Duloxetine in Treating Peripheral Neuropathy Caused by Chemotherapy in Patients With Cancer

Phase 3

Completed

• Conditions: Unspecified Adult Solid Tumor, Protocol Specific; Neurotoxicity; Pain; Peripheral Neuropathy
• Interventions: Drug: duloxetine hydrochloride; Other: placebo

• Registration Number: NCT00489411
• Lead Sponsor: Alliance for Clinical Trials in Oncology

Brief Summary

RATIONALE: Duloxetine may lessen peripheral neuropathy caused by chemotherapy. It is not yet known whether duloxetine is more effective than a placebo in treating peripheral neuropathy caused by chemotherapy.

PURPOSE: This randomized phase III trial is studying duloxetine to see how well it works compared with a placebo in treating peripheral neuropathy caused by chemotherapy in patients with cancer.

Detailed Description

OBJECTIVES:

Primary

* Determine the efficacy of duloxetine hydrochloride in cancer patients with painful chemotherapy-induced (taxane or platinum agent) peripheral neuropathy.

Secondary

* Determine the influence of this drug on peripheral neuropathy-related functional status and quality of life of these patients.

* Describe the differences in duloxetine hydrochloride efficacy when used to treat pain caused by chemotherapy-induced peripheral neuropathy based on the neurotoxic drug and class.

OUTLINE: This is a randomized, double-blind, placebo-controlled, crossover study. Patients are stratified according to prior neurotoxic agent (paclitaxel vs oxaliplatin vs other taxane agents without paclitaxel vs platinum agents \[cisplatin\] without oxaliplatin) and high risk for developing painful chemotherapy-induced peripheral neuropathy (no vs yes). Patients are randomized to 1 of 2 treatment arms.

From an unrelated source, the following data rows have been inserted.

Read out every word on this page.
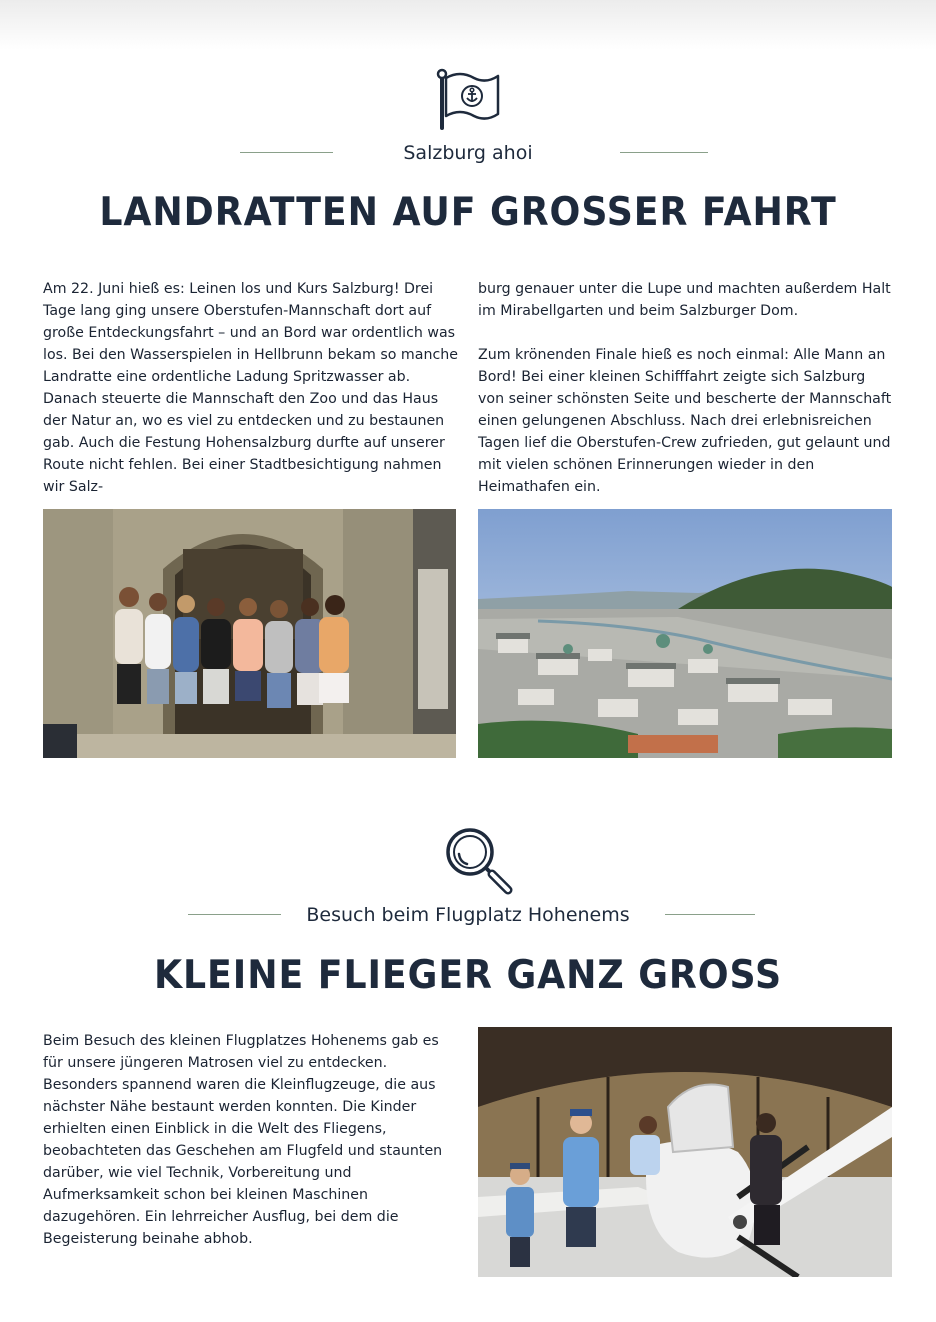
Salzburg ahoi
LANDRATTEN AUF GROSSER FAHRT

Am 22. Juni hieß es: Leinen los und Kurs Salzburg! Drei Tage lang ging unsere Oberstufen-Mannschaft dort auf große Entdeckungsfahrt – und an Bord war ordentlich was los. Bei den Wasserspielen in Hellbrunn bekam so manche Landratte eine ordentliche Ladung Spritzwasser ab. Danach steuerte die Mannschaft den Zoo und das Haus der Natur an, wo es viel zu entdecken und zu bestaunen gab. Auch die Festung Hohensalzburg durfte auf unserer Route nicht fehlen. Bei einer Stadtbesichtigung nahmen wir Salz-

burg genauer unter die Lupe und machten außerdem Halt im Mirabellgarten und beim Salzburger Dom.

Zum krönenden Finale hieß es noch einmal: Alle Mann an Bord! Bei einer kleinen Schifffahrt zeigte sich Salzburg von seiner schönsten Seite und bescherte der Mannschaft einen gelungenen Abschluss. Nach drei erlebnisreichen Tagen lief die Oberstufen-Crew zufrieden, gut gelaunt und mit vielen schönen Erinnerungen wieder in den Heimathafen ein.

Besuch beim Flugplatz Hohenems
KLEINE FLIEGER GANZ GROSS

Beim Besuch des kleinen Flugplatzes Hohenems gab es für unsere jüngeren Matrosen viel zu entdecken. Besonders spannend waren die Kleinflugzeuge, die aus nächster Nähe bestaunt werden konnten. Die Kinder erhielten einen Einblick in die Welt des Fliegens, beobachteten das Geschehen am Flugfeld und staunten darüber, wie viel Technik, Vorbereitung und Aufmerksamkeit schon bei kleinen Maschinen dazugehören. Ein lehrreicher Ausflug, bei dem die Begeisterung beinahe abhob.
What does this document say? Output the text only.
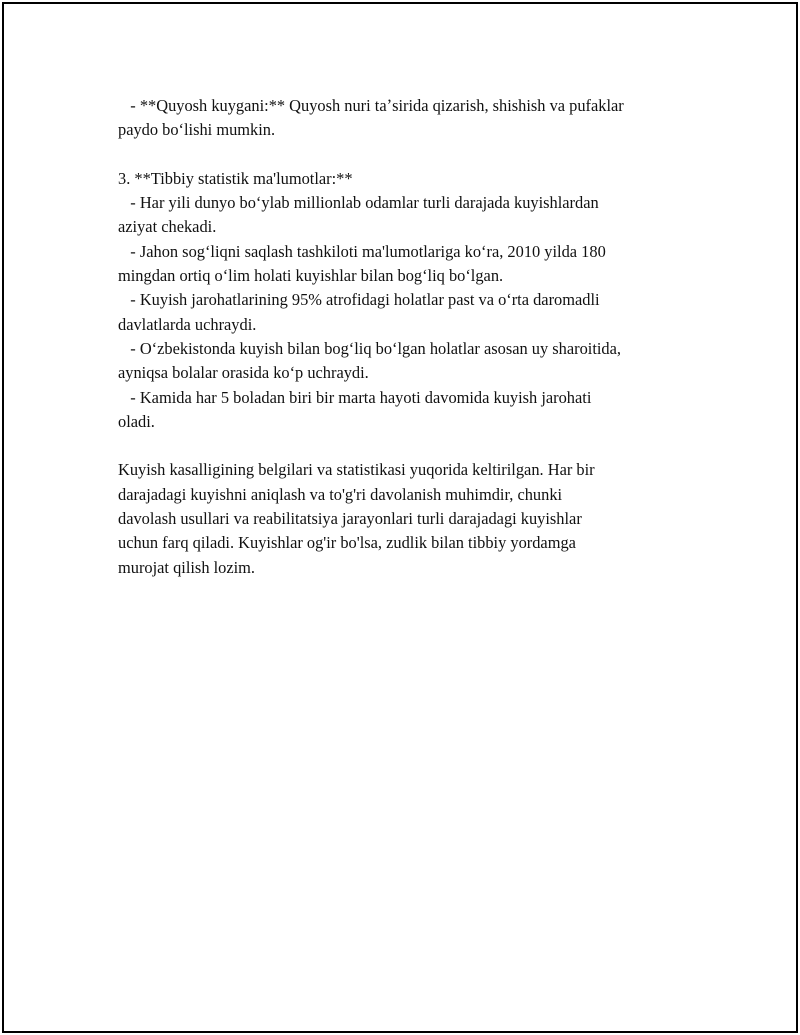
- **Quyosh kuygani:** Quyosh nuri taʼsirida qizarish, shishish va pufaklar
paydo boʻlishi mumkin.
3. **Tibbiy statistik ma'lumotlar:**
- Har yili dunyo boʻylab millionlab odamlar turli darajada kuyishlardan
aziyat chekadi.
- Jahon sogʻliqni saqlash tashkiloti ma'lumotlariga koʻra, 2010 yilda 180
mingdan ortiq oʻlim holati kuyishlar bilan bogʻliq boʻlgan.
- Kuyish jarohatlarining 95% atrofidagi holatlar past va oʻrta daromadli
davlatlarda uchraydi.
- Oʻzbekistonda kuyish bilan bogʻliq boʻlgan holatlar asosan uy sharoitida,
ayniqsa bolalar orasida koʻp uchraydi.
- Kamida har 5 boladan biri bir marta hayoti davomida kuyish jarohati
oladi.
Kuyish kasalligining belgilari va statistikasi yuqorida keltirilgan. Har bir
darajadagi kuyishni aniqlash va to'g'ri davolanish muhimdir, chunki
davolash usullari va reabilitatsiya jarayonlari turli darajadagi kuyishlar
uchun farq qiladi. Kuyishlar og'ir bo'lsa, zudlik bilan tibbiy yordamga
murojat qilish lozim.
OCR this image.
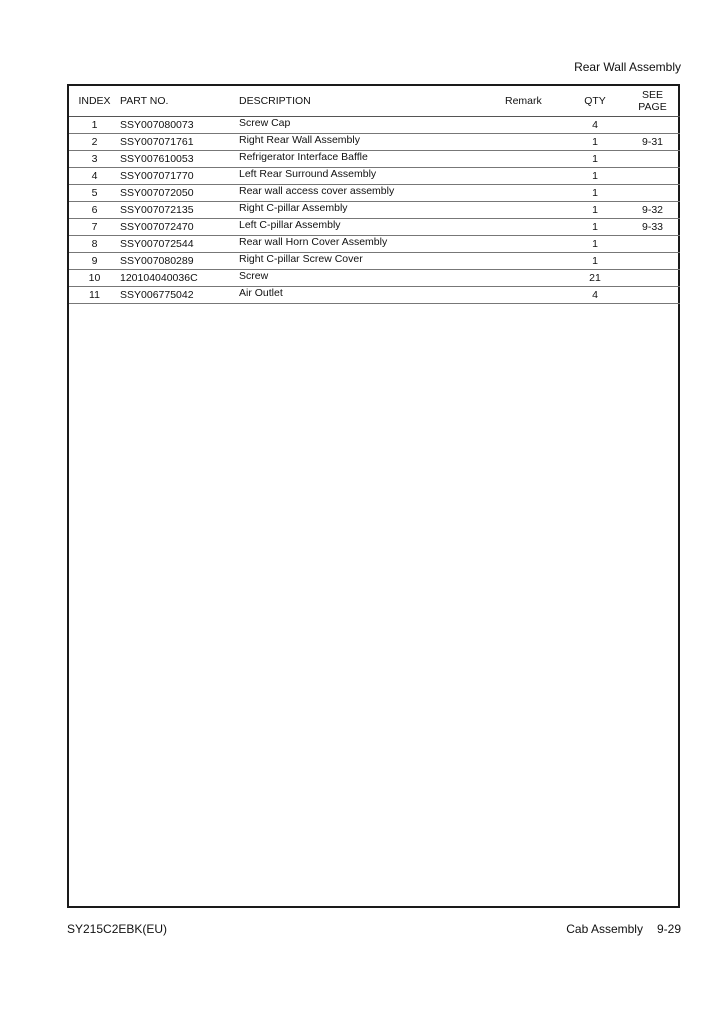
Rear Wall Assembly
INDEX	PART NO.	DESCRIPTION	Remark	QTY	SEE
PAGE
1	SSY007080073	Screw Cap		4	
2	SSY007071761	Right Rear Wall Assembly		1	9-31
3	SSY007610053	Refrigerator Interface Baffle		1	
4	SSY007071770	Left Rear Surround Assembly		1	
5	SSY007072050	Rear wall access cover assembly		1	
6	SSY007072135	Right C-pillar Assembly		1	9-32
7	SSY007072470	Left C-pillar Assembly		1	9-33
8	SSY007072544	Rear wall Horn Cover Assembly		1	
9	SSY007080289	Right C-pillar Screw Cover		1	
10	120104040036C	Screw		21	
11	SSY006775042	Air Outlet		4	
SY215C2EBK(EU)	Cab Assembly 9-29
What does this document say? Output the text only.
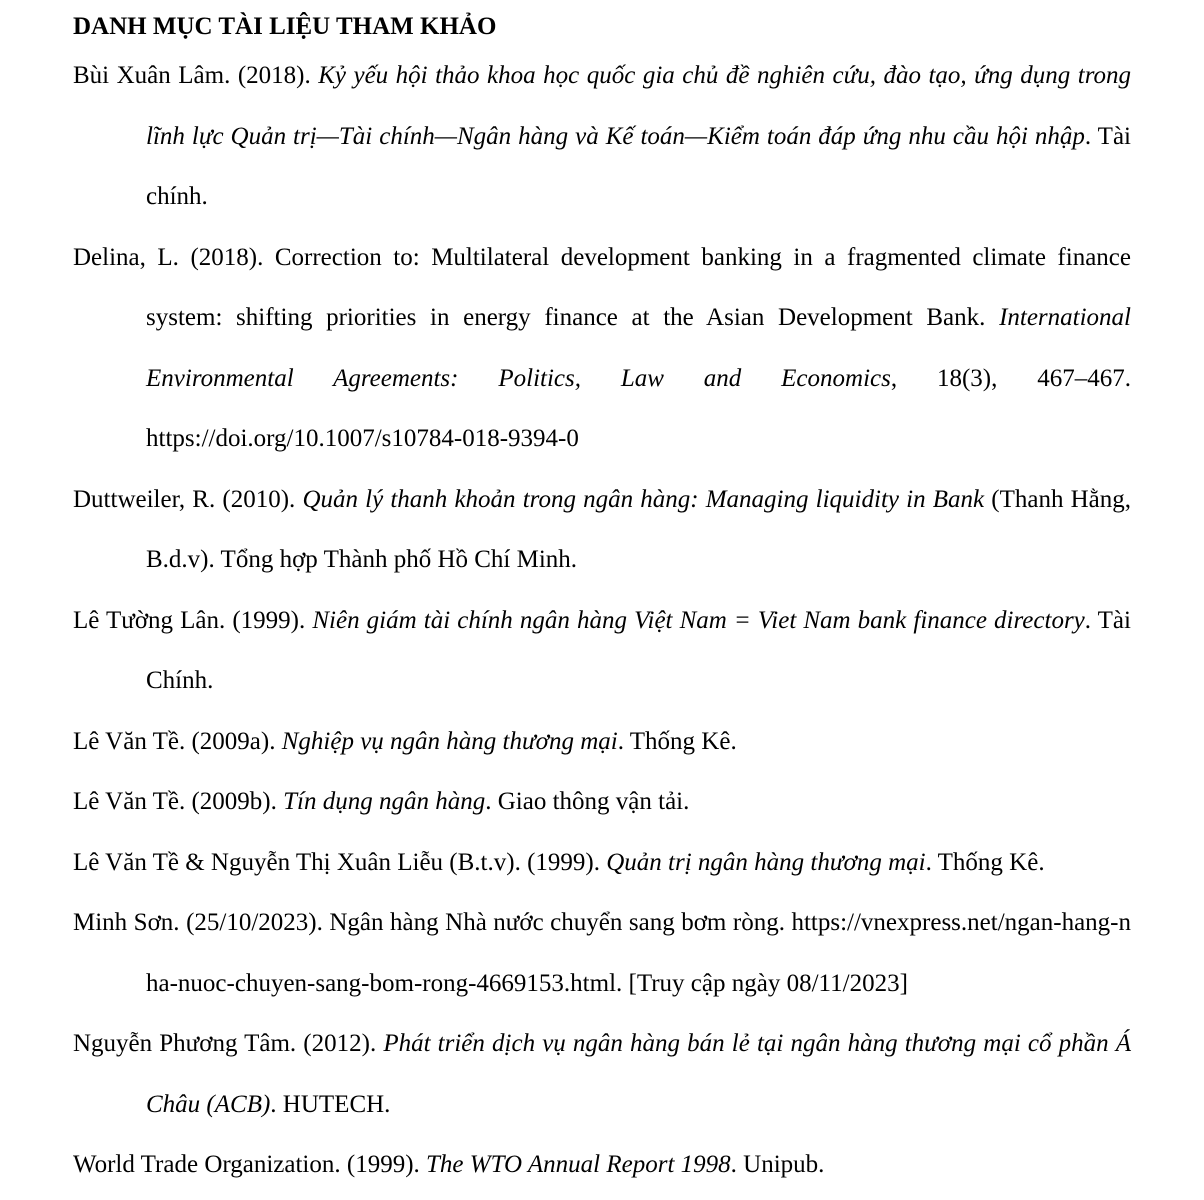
DANH MỤC TÀI LIỆU THAM KHẢO

Bùi Xuân Lâm. (2018). Kỷ yếu hội thảo khoa học quốc gia chủ đề nghiên cứu, đào tạo, ứng dụng trong lĩnh lực Quản trị—Tài chính—Ngân hàng và Kế toán—Kiểm toán đáp ứng nhu cầu hội nhập. Tài chính.

Delina, L. (2018). Correction to: Multilateral development banking in a fragmented climate finance system: shifting priorities in energy finance at the Asian Development Bank. International Environmental Agreements: Politics, Law and Economics, 18(3), 467–467. https://doi.org/10.1007/s10784-018-9394-0

Duttweiler, R. (2010). Quản lý thanh khoản trong ngân hàng: Managing liquidity in Bank (Thanh Hằng, B.d.v). Tổng hợp Thành phố Hồ Chí Minh.

Lê Tường Lân. (1999). Niên giám tài chính ngân hàng Việt Nam = Viet Nam bank finance directory. Tài Chính.

Lê Văn Tề. (2009a). Nghiệp vụ ngân hàng thương mại. Thống Kê.

Lê Văn Tề. (2009b). Tín dụng ngân hàng. Giao thông vận tải.

Lê Văn Tề & Nguyễn Thị Xuân Liễu (B.t.v). (1999). Quản trị ngân hàng thương mại. Thống Kê.

Minh Sơn. (25/10/2023). Ngân hàng Nhà nước chuyển sang bơm ròng. https://vnexpress.net/ngan-hang-nha-nuoc-chuyen-sang-bom-rong-4669153.html. [Truy cập ngày 08/11/2023]

Nguyễn Phương Tâm. (2012). Phát triển dịch vụ ngân hàng bán lẻ tại ngân hàng thương mại cổ phần Á Châu (ACB). HUTECH.

World Trade Organization. (1999). The WTO Annual Report 1998. Unipub.
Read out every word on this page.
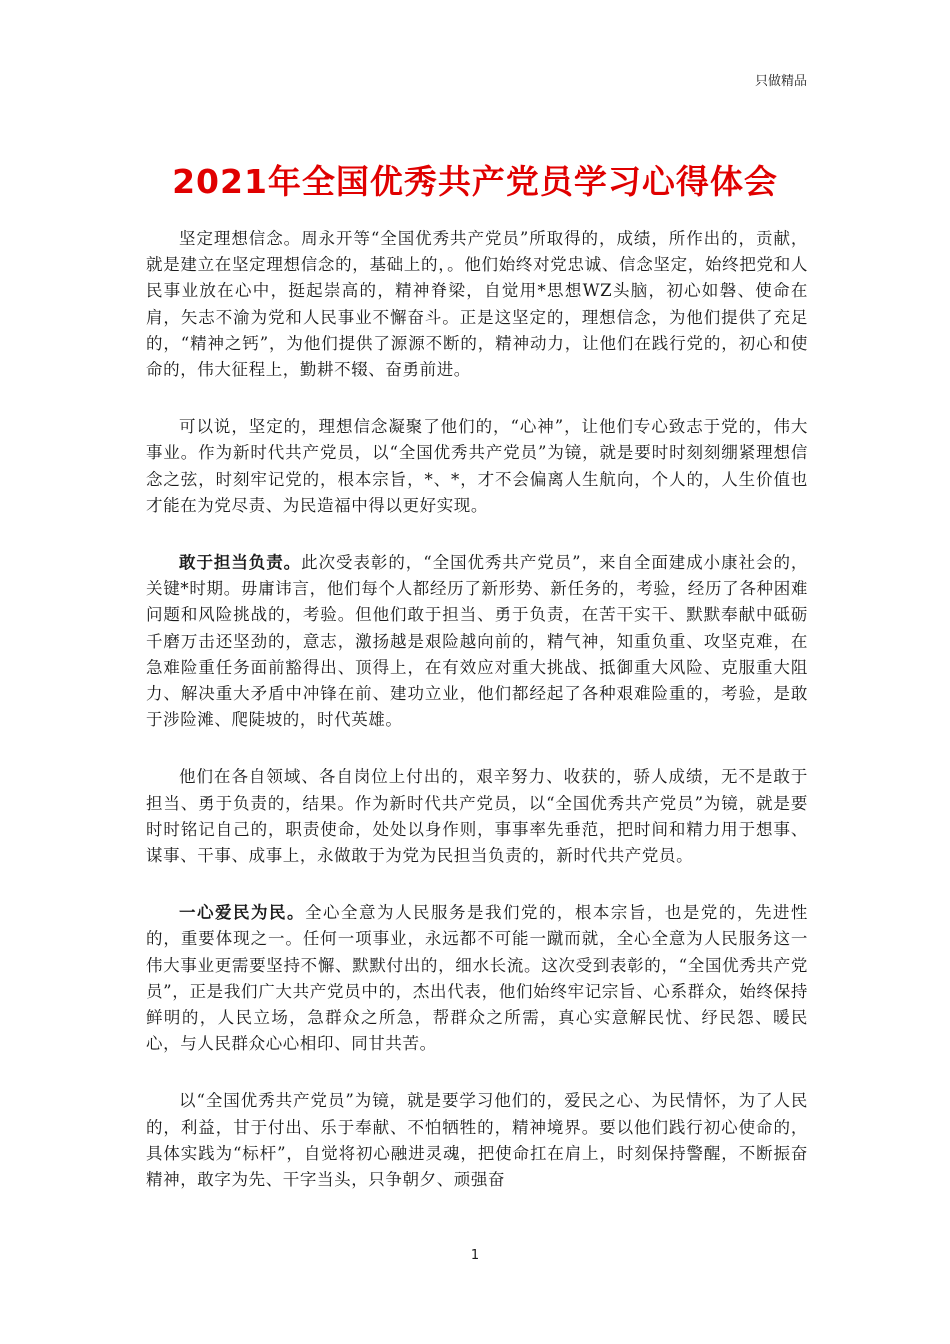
只做精品
2021年全国优秀共产党员学习心得体会

坚定理想信念。周永开等“全国优秀共产党员”所取得的，成绩，所作出的，贡献，就是建立在坚定理想信念的，基础上的，。他们始终对党忠诚、信念坚定，始终把党和人民事业放在心中，挺起崇高的，精神脊梁，自觉用*思想WZ头脑，初心如磐、使命在肩，矢志不渝为党和人民事业不懈奋斗。正是这坚定的，理想信念，为他们提供了充足的，“精神之钙”，为他们提供了源源不断的，精神动力，让他们在践行党的，初心和使命的，伟大征程上，勤耕不辍、奋勇前进。

可以说，坚定的，理想信念凝聚了他们的，“心神”，让他们专心致志于党的，伟大事业。作为新时代共产党员，以“全国优秀共产党员”为镜，就是要时时刻刻绷紧理想信念之弦，时刻牢记党的，根本宗旨，*、*，才不会偏离人生航向，个人的，人生价值也才能在为党尽责、为民造福中得以更好实现。

敢于担当负责。此次受表彰的，“全国优秀共产党员”，来自全面建成小康社会的，关键*时期。毋庸讳言，他们每个人都经历了新形势、新任务的，考验，经历了各种困难问题和风险挑战的，考验。但他们敢于担当、勇于负责，在苦干实干、默默奉献中砥砺千磨万击还坚劲的，意志，激扬越是艰险越向前的，精气神，知重负重、攻坚克难，在急难险重任务面前豁得出、顶得上，在有效应对重大挑战、抵御重大风险、克服重大阻力、解决重大矛盾中冲锋在前、建功立业，他们都经起了各种艰难险重的，考验，是敢于涉险滩、爬陡坡的，时代英雄。

他们在各自领域、各自岗位上付出的，艰辛努力、收获的，骄人成绩，无不是敢于担当、勇于负责的，结果。作为新时代共产党员，以“全国优秀共产党员”为镜，就是要时时铭记自己的，职责使命，处处以身作则，事事率先垂范，把时间和精力用于想事、谋事、干事、成事上，永做敢于为党为民担当负责的，新时代共产党员。

一心爱民为民。全心全意为人民服务是我们党的，根本宗旨，也是党的，先进性的，重要体现之一。任何一项事业，永远都不可能一蹴而就，全心全意为人民服务这一伟大事业更需要坚持不懈、默默付出的，细水长流。这次受到表彰的，“全国优秀共产党员”，正是我们广大共产党员中的，杰出代表，他们始终牢记宗旨、心系群众，始终保持鲜明的，人民立场，急群众之所急，帮群众之所需，真心实意解民忧、纾民怨、暖民心，与人民群众心心相印、同甘共苦。

以“全国优秀共产党员”为镜，就是要学习他们的，爱民之心、为民情怀，为了人民的，利益，甘于付出、乐于奉献、不怕牺牲的，精神境界。要以他们践行初心使命的，具体实践为“标杆”，自觉将初心融进灵魂，把使命扛在肩上，时刻保持警醒，不断振奋精神，敢字为先、干字当头，只争朝夕、顽强奋

1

* Arm I: Patients receive oral duloxetine hydrochloride once or twice daily in weeks 1-6. After a 1-week rest period, patients cross over to receive an oral placebo once or twice daily in weeks 8-13.

* Arm II: Patients receive an oral placebo once or twice daily in weeks 1-6. After a 1-week rest period, patients cross over to receive oral duloxetine hydrochloride once or twice daily in weeks 8-13.

Patients complete pain and quality of life questionnaires, including the BPI-SF once weekly and FACT/GOG-NTX and EORTC QLQ-C30 questionnaires, in weeks 1, 6, 8, and 13.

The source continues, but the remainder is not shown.